After a seizure, there’s cleanup to do. The dead DC’s metadata is still in the directory and has to be removed before you can reuse its name or fully trust your topology.
After seizing roles
- Confirm new role holders (netdom query fsmo)
- Run metadata cleanup to remove the dead DC's object
- Remove stale DNS records (A, CNAME/_msdcs, SRV) for the old DC
- Delete the old DC's computer object and NTDS Settings if still present
- If it held RID Master, watch for RID pool issues on other DCs
- Never reconnect the old DC — wipe it instead
The metadata cleanup and DNS scrubbing steps are the same ones you’d run when retiring any DC. We cover them in detail in how to decommission an old domain controller safely, which is worth reading alongside this if you’re cleaning up after a failure.
Where should the roles live?
There’s no single correct layout, but a few sensible defaults hold up well:
- In a single-domain forest, keeping all five roles on one healthy, well-resourced DC is perfectly fine and easy to reason about.
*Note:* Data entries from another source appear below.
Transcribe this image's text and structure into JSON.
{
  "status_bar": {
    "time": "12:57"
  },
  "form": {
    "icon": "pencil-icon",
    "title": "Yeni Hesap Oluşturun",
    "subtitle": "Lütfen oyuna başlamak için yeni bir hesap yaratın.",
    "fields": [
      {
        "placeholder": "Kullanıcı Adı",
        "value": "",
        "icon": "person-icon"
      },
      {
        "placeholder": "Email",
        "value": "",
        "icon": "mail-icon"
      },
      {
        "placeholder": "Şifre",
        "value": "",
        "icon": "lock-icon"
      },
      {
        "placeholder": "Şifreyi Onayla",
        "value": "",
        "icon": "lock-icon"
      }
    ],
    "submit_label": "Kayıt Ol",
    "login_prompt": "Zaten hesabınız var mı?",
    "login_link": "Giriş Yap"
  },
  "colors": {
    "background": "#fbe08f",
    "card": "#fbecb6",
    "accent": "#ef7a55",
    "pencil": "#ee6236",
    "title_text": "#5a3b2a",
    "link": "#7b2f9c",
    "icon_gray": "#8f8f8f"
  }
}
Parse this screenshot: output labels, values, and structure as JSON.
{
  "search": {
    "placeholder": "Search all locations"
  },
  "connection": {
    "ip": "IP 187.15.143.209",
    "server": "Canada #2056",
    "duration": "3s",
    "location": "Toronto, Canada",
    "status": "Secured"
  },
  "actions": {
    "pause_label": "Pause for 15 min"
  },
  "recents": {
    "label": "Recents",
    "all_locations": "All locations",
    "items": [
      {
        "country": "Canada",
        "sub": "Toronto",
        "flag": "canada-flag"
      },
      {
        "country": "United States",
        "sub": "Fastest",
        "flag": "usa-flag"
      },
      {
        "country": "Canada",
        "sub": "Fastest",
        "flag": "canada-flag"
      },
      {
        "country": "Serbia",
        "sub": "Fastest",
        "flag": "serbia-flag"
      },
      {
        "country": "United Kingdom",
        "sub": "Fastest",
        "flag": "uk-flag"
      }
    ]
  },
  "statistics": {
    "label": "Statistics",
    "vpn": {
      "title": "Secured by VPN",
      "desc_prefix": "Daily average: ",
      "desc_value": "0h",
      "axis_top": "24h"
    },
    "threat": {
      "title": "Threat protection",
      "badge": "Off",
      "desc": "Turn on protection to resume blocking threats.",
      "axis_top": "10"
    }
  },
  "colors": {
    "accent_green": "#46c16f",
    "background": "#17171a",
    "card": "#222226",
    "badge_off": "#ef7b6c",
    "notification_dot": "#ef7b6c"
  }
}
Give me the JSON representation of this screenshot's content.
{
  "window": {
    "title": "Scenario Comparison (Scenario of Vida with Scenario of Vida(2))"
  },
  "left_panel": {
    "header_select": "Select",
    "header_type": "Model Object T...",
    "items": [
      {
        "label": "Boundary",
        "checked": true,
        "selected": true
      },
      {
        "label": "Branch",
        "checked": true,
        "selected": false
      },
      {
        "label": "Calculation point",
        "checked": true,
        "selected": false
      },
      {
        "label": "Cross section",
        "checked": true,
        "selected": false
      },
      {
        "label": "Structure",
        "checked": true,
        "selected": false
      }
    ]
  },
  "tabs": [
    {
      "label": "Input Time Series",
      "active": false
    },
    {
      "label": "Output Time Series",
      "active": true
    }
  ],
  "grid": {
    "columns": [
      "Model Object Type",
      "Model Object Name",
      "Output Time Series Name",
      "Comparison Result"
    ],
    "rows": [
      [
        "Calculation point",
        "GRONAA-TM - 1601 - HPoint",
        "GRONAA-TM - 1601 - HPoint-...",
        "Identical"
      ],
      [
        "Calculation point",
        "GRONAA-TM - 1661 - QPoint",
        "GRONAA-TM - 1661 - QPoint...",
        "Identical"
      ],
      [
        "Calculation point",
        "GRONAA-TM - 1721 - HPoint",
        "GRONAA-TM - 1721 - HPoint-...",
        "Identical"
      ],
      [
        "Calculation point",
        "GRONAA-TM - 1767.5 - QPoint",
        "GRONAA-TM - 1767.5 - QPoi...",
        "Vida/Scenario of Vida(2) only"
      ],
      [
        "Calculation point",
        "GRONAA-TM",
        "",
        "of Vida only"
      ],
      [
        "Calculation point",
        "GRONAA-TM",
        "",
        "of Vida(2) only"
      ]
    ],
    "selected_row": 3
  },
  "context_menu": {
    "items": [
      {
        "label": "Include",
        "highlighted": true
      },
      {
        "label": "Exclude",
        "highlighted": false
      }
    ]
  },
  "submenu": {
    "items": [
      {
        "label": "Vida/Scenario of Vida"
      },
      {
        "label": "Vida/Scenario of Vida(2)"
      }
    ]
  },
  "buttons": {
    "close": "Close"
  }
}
Just make sure you have a second DC ready to take over.
- Keep the PDC Emulator on a reliable, well-connected DC, ideally in your primary site, since it carries time and authentication load.
- In multi-domain forests, mind the Infrastructure Master / Global Catalog rule from earlier.
- Document where the roles are. The worst time to figure out your FSMO layout is in the middle of an outage.
Quick reference: which tool for which job
| Check role holders | netdom query fsmo / Get-ADForest, Get-ADDomain |
|---|---|
| Graceful transfer | Move-ADDirectoryServerOperationMasterRole (no -Force) |
| Forced seizure | Move-... -Force / ntdsutil roles → seize |
| Cleanup after seizure | ntdsutil metadata cleanup + DNS record removal |
Wrapping up
FSMO roles aren’t complicated once you separate the two scenarios. For planned work — rebalancing or retiring a DC — you transfer, both DCs agree, and nothing is at risk. For a dead role holder that’s never coming back, you seize, then you clean up the metadata and you keep that old DC off the network forever.
If you remember one thing, make it that last point: a seized DC that comes back online is the fastest way to turn a recoverable failure into a directory mess. Default to transfer, seize only when you must, and document where your roles live before you ever need to move them.